Dates and times can often trip up new SQL users due to the surprising amount of functionality exposed by most SQL databases. Getting the manipulation of dates and times correct when writing a query is often crucial in generating the right results, so it's important to understand the basics.
Most databases support a variety of date and time data types appropriate for different situations.
Most often you'll see
select date('2020-01-01') as date, datetime(2020, 1, 1, 0, 0, 0) as datetime, timestamp('2020-01-01T00:00:00.000Z') as timestamp, time(0, 0, 0) as time
There are many ways to convert between these data types, often a source of confusion. Here are the common categories of conversion functions.
The CAST function is an explicit instruction to the database to interpret a value as the given type (as opposed to implicit type conversions which commonly occur, for example, when using the SQLite database).

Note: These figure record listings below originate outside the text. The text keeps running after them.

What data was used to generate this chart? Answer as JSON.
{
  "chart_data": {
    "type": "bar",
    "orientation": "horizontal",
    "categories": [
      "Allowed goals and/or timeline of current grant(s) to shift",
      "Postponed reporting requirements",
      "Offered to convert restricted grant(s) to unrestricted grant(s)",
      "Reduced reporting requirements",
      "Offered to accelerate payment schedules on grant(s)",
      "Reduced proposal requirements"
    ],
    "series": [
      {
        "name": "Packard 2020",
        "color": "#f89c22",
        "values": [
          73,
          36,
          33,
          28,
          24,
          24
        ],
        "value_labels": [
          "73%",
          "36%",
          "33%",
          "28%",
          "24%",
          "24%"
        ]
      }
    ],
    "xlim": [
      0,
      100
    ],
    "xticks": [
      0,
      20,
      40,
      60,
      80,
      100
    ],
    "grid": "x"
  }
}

select -- string -> date cast('2020-01-01' as date) as date, -- string -> datetime, cast('2020-01-01' as datetime) as datetime, -- string -> timestamp, cast('2020-01-01' as timestamp) as timestamp, -- string -> datetime -> date. Note that the time part has disappeared 😟 cast(cast('2020-01-01 00:00:00' as datetime) as date) as date_2,
This function has different names in different databases, e.g. PARSE / PARSE_DATE / CONVERT / DATE_PARSE. These functions all have something in common though - they take a string and return some form of date / time type.
Some also require the explicit date/time format string too - note how the following all return the same date:
select parse_date('%Y-%m-%d', '2020-01-01') as iso_date, parse_date('%d-%m-%Y', '01-01-2020') as uk_date, parse_date('%d/%m/%Y', '01/01/2020') as ill_allow_it, parse_date('%d💩%m💩%Y', '01💩01💩2020') as just_no,
Dates and times are most commonly represented as a number in the form of unix time - the number of seconds (or milliseconds) since the start of 1970. Again, these conversion functions have a variety of different names, such as TIMESTAMP_SECONDS / FROM_UNIXTIME / UNIX_TIMESTAMP.
It is important to know what format the arguments need to take (e.g. seconds / milliseconds / days), and what format the output takes (e.g. date / timestamp).
select -- This is the number of seconds between the start of 1970 and 2020 -- This function happens to return a timestamp timestamp_seconds(1577836800) as timestamp, -- This is the number of days between the start of 1970 and 2020 -- ... and this function returns a date date_from_unix_date(18262) as date,
This is often the opposite of the process above - converting a date/time object into a human-readable string. These functions will have different names (e.g. TO_CHAR / DATE_FORMAT / FORMAT) but have one thing in common - you'll have to provide a format string to tell the database exactly how to format the date/time.
Some common parts of format strings include:
with my_date as ( select date('2020-01-01') as date, ) select format_date('%Y', date) as year_only, format_date('%Y-%m', date) as year_month, format_date('%b-%d', date) as month_day, format_date('%B %e (💩)', date) as oh_do_grow_up, from my_date
Dates and times represent a single point in time, so directly adding or subtracting two dates doesn't really make sense. Instead, you should think of adding or subtracting intervals
The function names you may see include DATE_ADD / DATETIME_ADD / TIMESTAMP_ADD / DATEADD / ADDDATE / DATE_SUB / DATESUB / SUBDATE etc.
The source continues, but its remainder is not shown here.